2 Temmuz 2010 Cuma

EN ŞİNUA Kİ İNYOR TU






Zamanın ötesinden sarkan bir gündü; aydınlıkla boğuşan bir karanlık bitmeye başlıyordu. Sayısız çocuk ölüsü yaşında bir adam, yüzünde işlenmiş ipeksi bir karaltıyla adımlıyordu. Eritilmiş demirden icat keskin bir kütle elinde giderek ağırlaşırken, serin bir iklimde kuşlar sonbahara hazırlanıyordu.


Müstakbel ölülerden oluşan bir kalabalığı yararak ilerledi adam; evvel zaman ağaçlarından arta kalan kanlı bir platformda attı son adımlarını. Yüzü korkuyla yıkanmış küçük bir insan duruyordu karşısında. Bir gün akşam olurken, isimsiz bir yıldız uzaklarda son kez parlarken, buğdaydan bozma sarı sıcak bir yumağa uzanan elleri yüzünden, şimdi ayrılacaktı başı gövdesinden.

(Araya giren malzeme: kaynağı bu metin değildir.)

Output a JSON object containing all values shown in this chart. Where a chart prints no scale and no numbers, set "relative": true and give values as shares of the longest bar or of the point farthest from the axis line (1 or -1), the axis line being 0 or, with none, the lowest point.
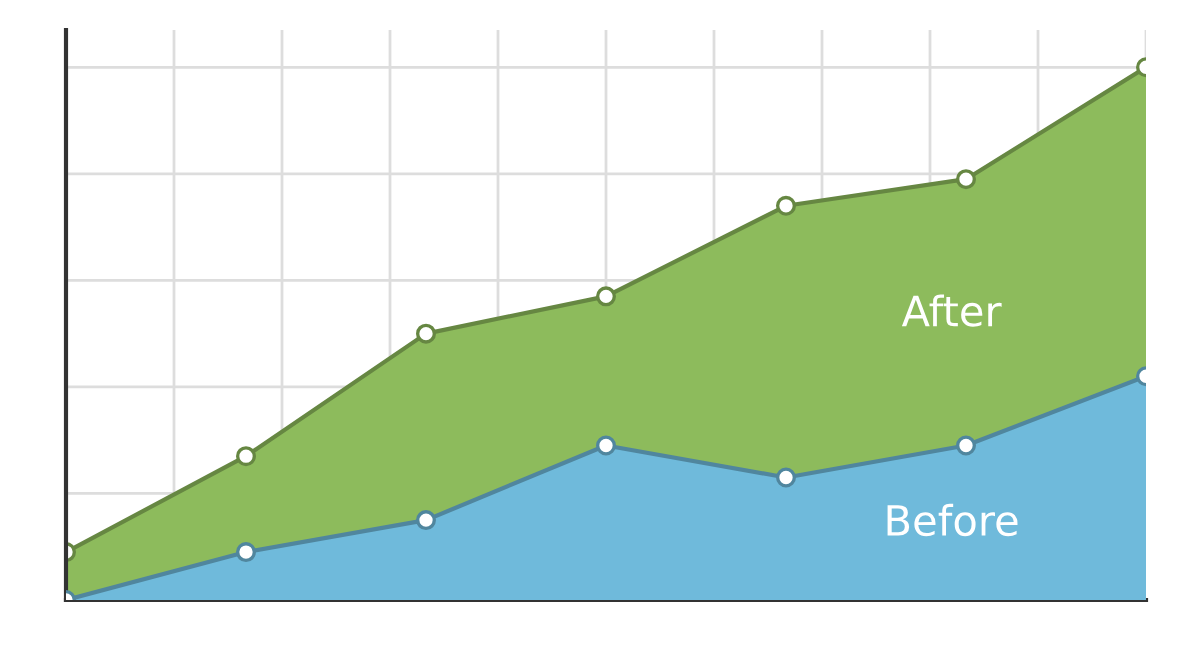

Elleriyle kalabalığa emretti adam; sessizlikle ferahladı gökyüzü. Sonsuzluğa uzanan kısacık bir anda hapsedildi zaman: Adsız bir ülkede çocuğunu emzirdi bir anne; uzak coğrafyalarda derilerini değiştirdi yılanlar; umuda yolculuk ederken sırtından vuruldu bir kaçak; Amazon’da yaşlı bir ağaç kederinden yıkıldı yavaş yavaş. Ve ölümüne ağlayan bir şair ayrılırken bu dünyadan, bembeyaz bir zemine harflerle yansıyan yaşamama hükmü, keskin bir ağızla saplandı boynuna küçük insanın. Kalbinden akan kızıl sular karıştı toprağa ve gözlerinde donup kaldı tüm eşya. Yaşamaktan gelen elleri hiçbir şey hissetmeyecekti artık.


Hiçliğe karışan tüm diğer şeylerle birlikte yok olup gitti küçük insan. Zamanın ötesine uzanan bir sabah başladı ölmeye ve yüzyıllar sonra ölmeye devam ediyor hâlâ.